Wednesday, April 14, 2010

Black News: Nushawn Williams: Infected Women with HIV - Set to be Released from Prison

by Dr. Boyce Watkins, Syracuse University

You may not know the name Nushawn Williams, but it's probably a name you need to know. You would especially want your daughter to know his name, as well as anyone else in the community who has reason to fear a more disturbing style of sexual predator for the new millenium.

Williams is in prison right now for knowingly infecting women with HIV, the virus that causes AIDS. His victims were as young as 13 years old, and authorities believe he may have infected as many as 50 women prior to going to state prison in 1998. Police are working to keep Williams behind bars because they fear what might happen if he is released to the American public.
"He is prone to further sexual contact with underage individuals because of deficits in his emotional capacity to understand why this is wrong and attitudes that support these types of exploitive encounters. His emotional callousness, lack of remorse and impulsivity undermine important internal mechanisms for managing his sexual behavior," said examiner Jacob E. Hadden from the New York State Office of Mental Health. Authorities have determined that Williams suffers from a mental health abnormality that makes him incapable of understanding why his actions are wrong or harmful.

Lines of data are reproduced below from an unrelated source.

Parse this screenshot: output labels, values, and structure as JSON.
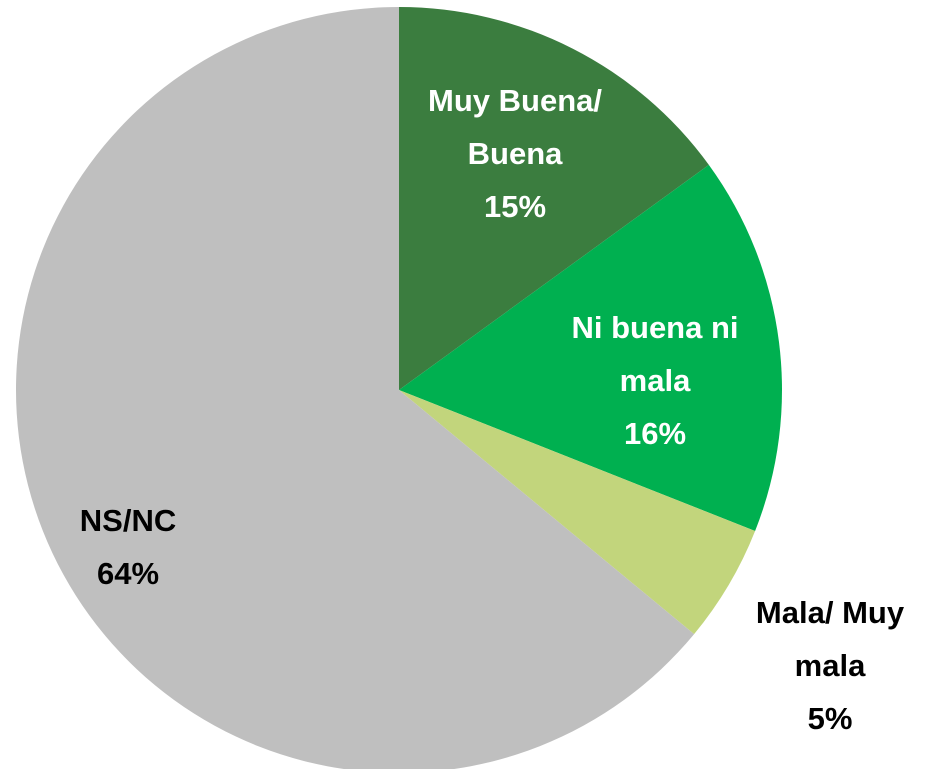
{
  "chart_data": {
    "type": "pie",
    "categories": [
      "Muy Buena/ Buena",
      "Ni buena ni mala",
      "Mala/ Muy mala",
      "NS/NC"
    ],
    "values": [
      15,
      16,
      5,
      64
    ],
    "value_labels": [
      "15%",
      "16%",
      "5%",
      "64%"
    ],
    "colors": [
      "#3b7d3f",
      "#00b050",
      "#c2d57c",
      "#bfbfbf"
    ]
  }
}
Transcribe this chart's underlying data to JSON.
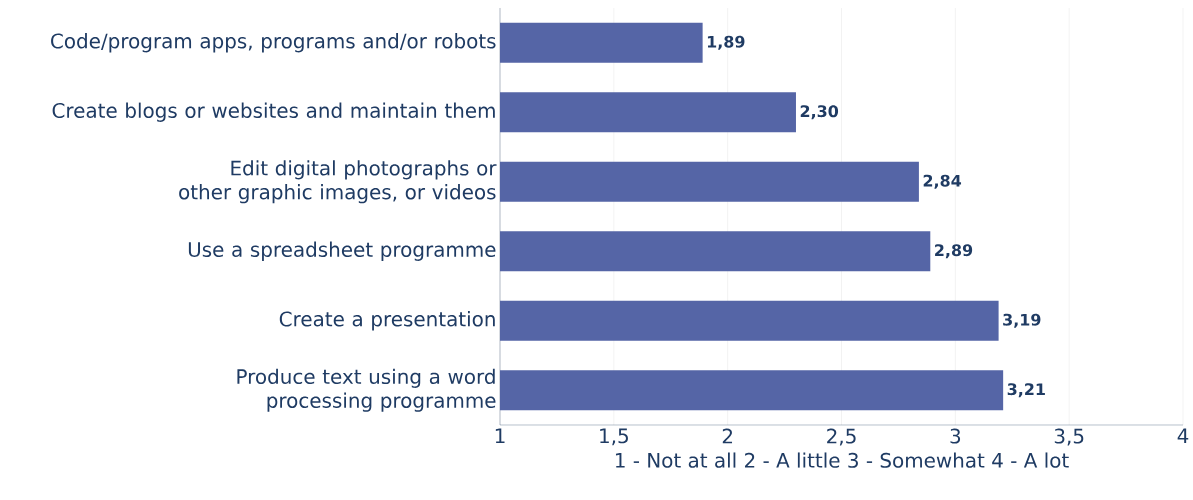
{
  "chart_data": {
    "type": "bar",
    "orientation": "horizontal",
    "categories": [
      "Code/program apps, programs and/or robots",
      "Create blogs or websites and maintain them",
      "Edit digital photographs or other graphic images, or videos",
      "Use a spreadsheet programme",
      "Create a presentation",
      "Produce text using a word processing programme"
    ],
    "values": [
      1.89,
      2.3,
      2.84,
      2.89,
      3.19,
      3.21
    ],
    "value_labels": [
      "1,89",
      "2,30",
      "2,84",
      "2,89",
      "3,19",
      "3,21"
    ],
    "color": "#5565a6",
    "xlabel": "1 - Not at all   2 - A little   3 - Somewhat   4 - A lot",
    "xlim": [
      1,
      4
    ],
    "xticks": [
      1,
      {
        "value": 1.5,
        "label": "1,5"
      },
      2,
      {
        "value": 2.5,
        "label": "2,5"
      },
      3,
      {
        "value": 3.5,
        "label": "3,5"
      },
      4
    ],
    "grid": "x"
  }
}
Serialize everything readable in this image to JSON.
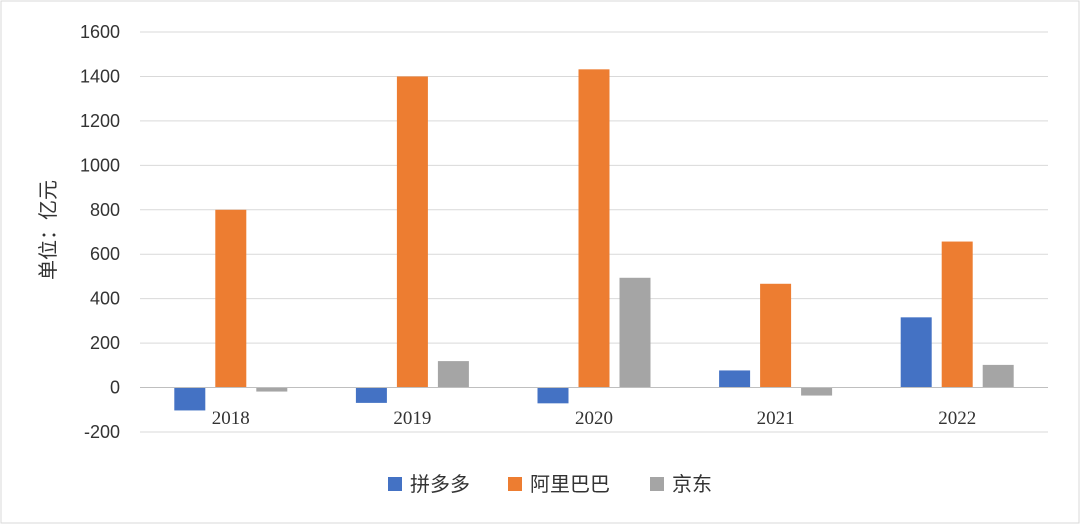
{
  "chart_data": {
    "type": "bar",
    "categories": [
      "2018",
      "2019",
      "2020",
      "2021",
      "2022"
    ],
    "series": [
      {
        "name": "拼多多",
        "values": [
          -103,
          -69,
          -71,
          77,
          316
        ],
        "color": "#4472C4"
      },
      {
        "name": "阿里巴巴",
        "values": [
          800,
          1400,
          1432,
          467,
          657
        ],
        "color": "#ED7D31"
      },
      {
        "name": "京东",
        "values": [
          -18,
          119,
          494,
          -36,
          102
        ],
        "color": "#A5A5A5"
      }
    ],
    "ylabel": "单位：亿元",
    "ylim": [
      -200,
      1600
    ],
    "yticks": [
      "1600",
      "1400",
      "1200",
      "1000",
      "800",
      "600",
      "400",
      "200",
      "0",
      "-200"
    ],
    "grid": true,
    "legend": "bottom"
  }
}
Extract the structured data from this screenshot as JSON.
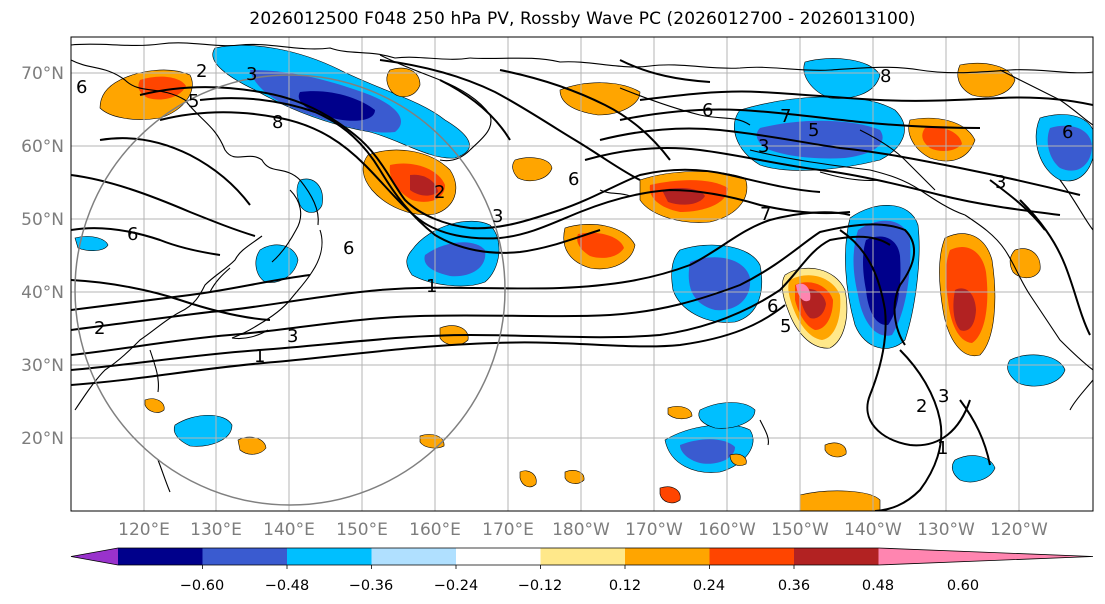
{
  "title": "2026012500 F048 250 hPa PV, Rossby Wave PC (2026012700 - 2026013100)",
  "latitude_labels": [
    "70°N",
    "60°N",
    "50°N",
    "40°N",
    "30°N",
    "20°N"
  ],
  "longitude_labels": [
    "120°E",
    "130°E",
    "140°E",
    "150°E",
    "160°E",
    "170°E",
    "180°W",
    "170°W",
    "160°W",
    "150°W",
    "140°W",
    "130°W",
    "120°W"
  ],
  "colorbar": {
    "tick_labels": [
      "−0.60",
      "−0.48",
      "−0.36",
      "−0.24",
      "−0.12",
      "0.12",
      "0.24",
      "0.36",
      "0.48",
      "0.60"
    ],
    "colors": [
      "#9932cc",
      "#00008b",
      "#3a5bd0",
      "#00bfff",
      "#b0e0ff",
      "#ffffff",
      "#ffe88a",
      "#ffa500",
      "#ff4500",
      "#b22222",
      "#ff85b0"
    ]
  },
  "contour_labels": [
    "2",
    "3",
    "5",
    "6",
    "8",
    "6",
    "2",
    "3",
    "6",
    "1",
    "2",
    "3",
    "1",
    "6",
    "6",
    "7",
    "5",
    "8",
    "3",
    "3",
    "7",
    "6",
    "5",
    "2",
    "3",
    "1",
    "6"
  ],
  "colors": {
    "coastline": "#000000",
    "grid": "#b4b4b4",
    "contour": "#000000",
    "circle": "#808080"
  }
}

The possible release of Williams reminds us of the urgency of managing the public health alarm called HIV infection. African Americans are taking the lead in HIV infection rates, and what is also true is that the experience in our community is nothing less than a precursor to what is eventually going to happen all throughout America. What is most frightening about the case of Nushawn Williams is that he is probably not the only person deliberately spreading the disease: there are likely women and other men doing the same thing. To make matters worse, there are many in our community (and others) who are being incredibly irresponsible with their sexual behavior and infecting scores of people in the process.

As I felt empathy for celebrities like Magic Johnson and Eazy-E for their battles with HIV/AIDS, I wondered how many of us thought about the long list of partners they infected before finally getting their own positive test results. Did you ever think about the fact that many of those people are out in the community right now, quite a few of whom may have taken years to become aware of their HIV positive status? This is scary indeed, so the truth is that to protect yourself from the silent community killer, a general strategy of protection must be put into play.